I'm not sure about the "mandatory" part, but creating a four character define to replace four other characters doesn't make too much sense, other than from a "self-documenting" code standpoint, I suppose...?

Also - maybe "mandatory" means you need to have the sections (ie, "(;;)") - just not anything in them (ok, that's a stretch)...

;)

Oh see, your code does not violate my statement. The ; will serve as the initializer. There is still the need for a statement, only you choose to make it empty.

If they were not mandatory you could do:

#define EVER ()
for EVER {
}

But, you can't. Ergo, they are mandatory.

It’s funny, I never quite understood the syntax of the “for” loop, particularly the empty one.
The first two statements are clearly C statements - even if empty, they end with semicolons, but the third…? :-? ;D

that particualr loop is better coded as: while (*ptr++)

No it isn't. The code that examines *ptr in the while block will miss the first element and see the terminating null if you do this.

Andy,

No, the while is correct. The '*ptr++' expression says: take the value of 'ptr', de-reference it to the thing pointed to, THEN increment 'ptr'.

Now if it said, '*++ptr', you would be correct and it wouldn't work the same as the example 'for'.

Regards,

-Mike

The three elements of a ‘for’ are not statements, they are expressions (which may be omitted), separated by semicolons.

Incidentally, the ‘for’ statement is one of the places where the comma operator frequently hangs out. For example:

for (i = 0, j = 0; i_str[i] != '\0' && j_str[j] != '\0'; ++i, ++j)
{
  ...
}

Regards,

-Mike

No, the while is correct. The ‘*ptr++’ expression says: take the value of ‘ptr’, de-reference it to the thing pointed to, THEN increment ‘ptr’.

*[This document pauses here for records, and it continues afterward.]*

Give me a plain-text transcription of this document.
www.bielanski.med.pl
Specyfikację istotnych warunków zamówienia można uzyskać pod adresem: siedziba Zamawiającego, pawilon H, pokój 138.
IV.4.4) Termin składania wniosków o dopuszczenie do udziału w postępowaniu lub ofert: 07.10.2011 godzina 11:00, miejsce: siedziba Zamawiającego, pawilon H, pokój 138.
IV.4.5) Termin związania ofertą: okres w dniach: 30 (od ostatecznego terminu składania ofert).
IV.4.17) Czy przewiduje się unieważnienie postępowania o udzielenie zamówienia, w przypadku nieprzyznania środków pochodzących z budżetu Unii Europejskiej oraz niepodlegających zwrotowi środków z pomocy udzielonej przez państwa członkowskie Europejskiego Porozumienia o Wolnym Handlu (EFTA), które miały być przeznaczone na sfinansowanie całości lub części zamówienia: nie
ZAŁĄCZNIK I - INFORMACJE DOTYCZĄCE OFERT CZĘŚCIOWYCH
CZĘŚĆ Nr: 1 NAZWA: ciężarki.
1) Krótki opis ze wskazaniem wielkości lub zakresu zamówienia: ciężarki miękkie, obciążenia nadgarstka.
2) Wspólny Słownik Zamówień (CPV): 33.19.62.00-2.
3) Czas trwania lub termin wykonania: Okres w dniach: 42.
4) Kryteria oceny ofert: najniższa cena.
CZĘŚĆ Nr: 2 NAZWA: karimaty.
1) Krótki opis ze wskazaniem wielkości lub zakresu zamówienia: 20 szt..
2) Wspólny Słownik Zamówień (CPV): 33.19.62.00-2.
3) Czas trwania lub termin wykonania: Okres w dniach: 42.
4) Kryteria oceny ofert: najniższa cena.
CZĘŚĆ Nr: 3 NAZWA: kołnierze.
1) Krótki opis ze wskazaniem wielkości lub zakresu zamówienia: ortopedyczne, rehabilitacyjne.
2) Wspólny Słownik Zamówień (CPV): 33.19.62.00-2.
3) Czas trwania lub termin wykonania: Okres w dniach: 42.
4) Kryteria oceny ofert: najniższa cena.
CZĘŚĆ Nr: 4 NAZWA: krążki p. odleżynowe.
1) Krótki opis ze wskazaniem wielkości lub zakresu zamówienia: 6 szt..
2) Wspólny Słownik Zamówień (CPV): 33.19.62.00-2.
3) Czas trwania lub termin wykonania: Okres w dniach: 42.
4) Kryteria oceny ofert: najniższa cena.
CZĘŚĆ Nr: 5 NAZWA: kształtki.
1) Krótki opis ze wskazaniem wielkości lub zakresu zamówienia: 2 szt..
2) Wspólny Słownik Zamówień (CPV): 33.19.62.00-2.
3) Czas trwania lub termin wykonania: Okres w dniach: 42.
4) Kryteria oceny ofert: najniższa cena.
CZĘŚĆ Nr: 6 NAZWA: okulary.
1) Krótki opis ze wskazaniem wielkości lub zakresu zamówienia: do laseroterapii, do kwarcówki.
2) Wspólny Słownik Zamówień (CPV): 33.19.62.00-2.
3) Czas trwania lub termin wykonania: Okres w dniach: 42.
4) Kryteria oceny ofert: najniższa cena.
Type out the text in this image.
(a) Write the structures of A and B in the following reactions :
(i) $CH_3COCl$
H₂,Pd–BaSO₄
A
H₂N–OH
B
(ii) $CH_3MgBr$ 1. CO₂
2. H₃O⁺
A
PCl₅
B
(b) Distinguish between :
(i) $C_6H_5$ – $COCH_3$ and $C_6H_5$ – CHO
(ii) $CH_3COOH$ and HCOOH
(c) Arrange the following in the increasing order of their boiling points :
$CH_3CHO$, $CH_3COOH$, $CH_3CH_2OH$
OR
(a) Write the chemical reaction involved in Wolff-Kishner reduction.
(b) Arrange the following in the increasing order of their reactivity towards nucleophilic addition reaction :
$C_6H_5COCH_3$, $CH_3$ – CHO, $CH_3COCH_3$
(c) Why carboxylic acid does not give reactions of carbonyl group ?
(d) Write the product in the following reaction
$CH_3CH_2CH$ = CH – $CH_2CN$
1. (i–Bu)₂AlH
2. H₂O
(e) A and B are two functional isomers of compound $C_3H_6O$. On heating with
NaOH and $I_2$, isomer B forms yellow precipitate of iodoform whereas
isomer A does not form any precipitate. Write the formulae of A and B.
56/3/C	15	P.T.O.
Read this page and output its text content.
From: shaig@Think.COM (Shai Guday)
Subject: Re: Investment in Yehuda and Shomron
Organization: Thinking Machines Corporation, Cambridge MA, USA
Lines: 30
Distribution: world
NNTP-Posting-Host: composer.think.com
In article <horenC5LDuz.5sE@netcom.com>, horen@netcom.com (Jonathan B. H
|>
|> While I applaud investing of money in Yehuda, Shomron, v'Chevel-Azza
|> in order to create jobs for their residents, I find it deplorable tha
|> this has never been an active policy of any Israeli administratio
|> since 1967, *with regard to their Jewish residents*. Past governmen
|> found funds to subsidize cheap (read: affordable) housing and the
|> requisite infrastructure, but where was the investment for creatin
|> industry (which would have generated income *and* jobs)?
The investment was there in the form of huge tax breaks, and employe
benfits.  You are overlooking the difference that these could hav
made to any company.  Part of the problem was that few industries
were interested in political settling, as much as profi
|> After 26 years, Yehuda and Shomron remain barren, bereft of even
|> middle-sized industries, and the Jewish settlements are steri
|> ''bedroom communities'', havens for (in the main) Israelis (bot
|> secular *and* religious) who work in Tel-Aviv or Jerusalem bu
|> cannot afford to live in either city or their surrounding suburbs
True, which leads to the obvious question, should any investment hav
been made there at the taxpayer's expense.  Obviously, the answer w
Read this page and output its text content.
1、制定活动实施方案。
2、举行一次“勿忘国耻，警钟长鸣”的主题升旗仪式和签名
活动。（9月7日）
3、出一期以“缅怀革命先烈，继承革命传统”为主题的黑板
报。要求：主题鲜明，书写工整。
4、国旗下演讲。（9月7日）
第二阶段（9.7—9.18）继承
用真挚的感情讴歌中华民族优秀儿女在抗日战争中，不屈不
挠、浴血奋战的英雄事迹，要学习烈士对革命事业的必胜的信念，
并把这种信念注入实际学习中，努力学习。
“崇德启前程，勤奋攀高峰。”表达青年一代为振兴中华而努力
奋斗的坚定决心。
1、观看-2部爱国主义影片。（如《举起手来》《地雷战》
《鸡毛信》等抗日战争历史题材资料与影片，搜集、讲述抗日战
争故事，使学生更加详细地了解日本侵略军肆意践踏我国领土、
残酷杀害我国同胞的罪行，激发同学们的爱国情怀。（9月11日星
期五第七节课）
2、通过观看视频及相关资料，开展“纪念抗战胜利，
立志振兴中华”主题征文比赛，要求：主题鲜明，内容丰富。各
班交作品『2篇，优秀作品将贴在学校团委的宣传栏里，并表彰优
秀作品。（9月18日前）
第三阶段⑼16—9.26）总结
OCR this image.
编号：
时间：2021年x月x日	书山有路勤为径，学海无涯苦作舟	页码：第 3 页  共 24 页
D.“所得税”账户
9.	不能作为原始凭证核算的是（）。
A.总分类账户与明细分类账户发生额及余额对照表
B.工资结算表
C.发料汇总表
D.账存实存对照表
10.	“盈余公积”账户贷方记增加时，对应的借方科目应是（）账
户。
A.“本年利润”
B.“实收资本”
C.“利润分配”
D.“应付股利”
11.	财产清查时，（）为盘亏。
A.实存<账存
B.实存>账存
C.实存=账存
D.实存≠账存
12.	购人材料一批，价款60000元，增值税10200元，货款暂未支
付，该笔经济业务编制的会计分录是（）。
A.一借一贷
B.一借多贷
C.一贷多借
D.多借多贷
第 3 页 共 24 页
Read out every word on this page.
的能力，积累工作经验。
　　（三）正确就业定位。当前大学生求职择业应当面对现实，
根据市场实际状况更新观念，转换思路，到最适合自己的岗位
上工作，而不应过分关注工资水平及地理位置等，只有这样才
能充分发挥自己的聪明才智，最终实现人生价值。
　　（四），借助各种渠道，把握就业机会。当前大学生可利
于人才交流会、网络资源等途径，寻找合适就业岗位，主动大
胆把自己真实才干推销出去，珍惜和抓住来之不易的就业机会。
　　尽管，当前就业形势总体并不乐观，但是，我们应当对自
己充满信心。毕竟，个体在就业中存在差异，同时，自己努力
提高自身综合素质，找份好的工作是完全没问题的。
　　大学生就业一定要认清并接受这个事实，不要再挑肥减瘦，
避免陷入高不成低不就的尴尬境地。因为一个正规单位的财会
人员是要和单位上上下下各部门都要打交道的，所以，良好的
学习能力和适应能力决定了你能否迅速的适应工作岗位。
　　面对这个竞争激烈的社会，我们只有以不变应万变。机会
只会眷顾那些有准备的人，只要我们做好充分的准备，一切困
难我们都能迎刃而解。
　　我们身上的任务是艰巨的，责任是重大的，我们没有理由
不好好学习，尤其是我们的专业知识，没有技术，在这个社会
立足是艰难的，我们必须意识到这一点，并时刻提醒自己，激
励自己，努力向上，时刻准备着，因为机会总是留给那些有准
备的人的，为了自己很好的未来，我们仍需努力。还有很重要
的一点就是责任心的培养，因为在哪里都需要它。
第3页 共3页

No Mike, I’m afraid you are wrong - and it’s because of the part of the quote I highlighted. It is this POST TEST increment that carries over into the while block allowing the code to operate on a value not yet tested.

Anyway, enough talk. I never make a statement about code without being able to prove it. Here’s the concrete proof. Run this through your preferred compiler if you don’t believe me.

#include <stdio.h>

const char *data="abc";

main() {
  testFor();
  putchar('\n');
  testWhile();
}

testFor() {
  const char *ptr=data;
      
  for(;*ptr;ptr++)
    printf("%d ",*ptr);
}

testWhile() {
  const char *ptr=data;
      
  while(*ptr++)
    printf("%d ",*ptr);
}

Output (comment annotations added):

$ gcc test.c && ./a.out
97 98 99      // for loop: a,b,c
98 99 0       // while loop: b,c, NULL

Andy,

You are absolutely correct, sir. My apologies for doubting you.

The part I missed was USING the pointer inside the while block. Duh.